Third, additional data from prospective studies are needed to demonstrate whether sublingual capnometry is uniformly applicable to other types of shock. Measurements of gastric PCO2 during ovalbumin-induced anaphylactoid shock and sublingual PCO2 in staphylococcal-imposed septic shock suggest that this technology may be applied more universally.12 13
Fourth, as with other interventions indigenous to the critical care environment, the ultimate test of a new intervention is its ability to predict or improve patient survival in a manner superior to that of existing methodologies. If, in hemorrhagic shock, sublingual capnometry reveals the earliest sentinel event of trouble (a rise in sublingual PCO2), but not its cause, does it justify its expense? Does knowing that trouble is brewing earlier have an impact on patient outcomes? The same question may be raised regarding the potential applicability of this technique in other circulatory abnormalities.
Alas, maybe the greatest lesson imparted by the quest for the Holy Grail is that simplicity represents the highest form of elegance. Povoas and colleagues have chosen wisely and pioneered a simple noninvasive methodology that monitors the critically ill patient.

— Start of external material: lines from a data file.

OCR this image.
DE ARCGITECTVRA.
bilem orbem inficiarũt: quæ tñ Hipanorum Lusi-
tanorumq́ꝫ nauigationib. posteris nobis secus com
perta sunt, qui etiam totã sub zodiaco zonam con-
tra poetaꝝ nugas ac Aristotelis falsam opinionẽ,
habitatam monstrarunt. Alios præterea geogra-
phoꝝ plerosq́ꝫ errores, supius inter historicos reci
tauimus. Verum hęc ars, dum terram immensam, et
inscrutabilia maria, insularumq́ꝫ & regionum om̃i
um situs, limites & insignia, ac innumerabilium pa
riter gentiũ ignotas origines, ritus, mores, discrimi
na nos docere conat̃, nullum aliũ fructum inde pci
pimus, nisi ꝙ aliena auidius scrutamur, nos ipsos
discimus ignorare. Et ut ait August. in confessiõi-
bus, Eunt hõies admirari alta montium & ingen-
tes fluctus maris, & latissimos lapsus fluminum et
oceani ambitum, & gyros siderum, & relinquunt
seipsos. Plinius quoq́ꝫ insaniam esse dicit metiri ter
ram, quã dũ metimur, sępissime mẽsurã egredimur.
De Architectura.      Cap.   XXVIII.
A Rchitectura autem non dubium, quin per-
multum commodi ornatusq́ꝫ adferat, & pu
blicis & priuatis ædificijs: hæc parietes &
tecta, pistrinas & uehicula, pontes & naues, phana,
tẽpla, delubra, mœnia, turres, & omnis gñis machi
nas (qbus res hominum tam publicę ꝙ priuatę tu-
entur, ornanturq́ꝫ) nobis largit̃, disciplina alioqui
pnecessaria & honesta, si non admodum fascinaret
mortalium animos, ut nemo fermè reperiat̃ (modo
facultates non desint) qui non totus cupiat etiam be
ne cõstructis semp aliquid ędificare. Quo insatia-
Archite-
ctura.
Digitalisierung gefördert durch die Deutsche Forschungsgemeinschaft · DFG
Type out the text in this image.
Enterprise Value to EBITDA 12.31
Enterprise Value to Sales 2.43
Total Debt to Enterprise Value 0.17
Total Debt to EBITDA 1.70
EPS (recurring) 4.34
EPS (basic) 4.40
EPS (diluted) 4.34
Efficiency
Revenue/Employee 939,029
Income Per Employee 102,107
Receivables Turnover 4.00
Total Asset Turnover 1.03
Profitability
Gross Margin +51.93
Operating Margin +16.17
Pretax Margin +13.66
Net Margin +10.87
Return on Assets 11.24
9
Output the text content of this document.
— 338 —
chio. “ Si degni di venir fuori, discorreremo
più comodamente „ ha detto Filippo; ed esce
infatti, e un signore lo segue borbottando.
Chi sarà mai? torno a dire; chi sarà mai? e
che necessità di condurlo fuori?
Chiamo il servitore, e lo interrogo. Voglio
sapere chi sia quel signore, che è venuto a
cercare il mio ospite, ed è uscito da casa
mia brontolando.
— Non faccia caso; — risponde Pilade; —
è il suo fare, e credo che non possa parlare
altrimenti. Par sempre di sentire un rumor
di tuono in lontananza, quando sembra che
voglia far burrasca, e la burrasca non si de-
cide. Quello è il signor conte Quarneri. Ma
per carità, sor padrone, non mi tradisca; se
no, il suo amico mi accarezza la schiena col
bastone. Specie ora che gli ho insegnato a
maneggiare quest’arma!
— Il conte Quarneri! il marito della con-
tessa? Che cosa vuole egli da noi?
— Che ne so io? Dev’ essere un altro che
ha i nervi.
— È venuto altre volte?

However, whether this technology will augment the care of the severely ill shall remain unanswered until the gauntlet laid down by Povoas and colleagues is picked up by those who desire to pen the next chapter of the adventure. The clinical utility and predictive accuracy of sublingual capnometry in direct comparisons with conventional technologies in hypovolemic and other forms of circulatory shock will remain eagerly anticipated until such times!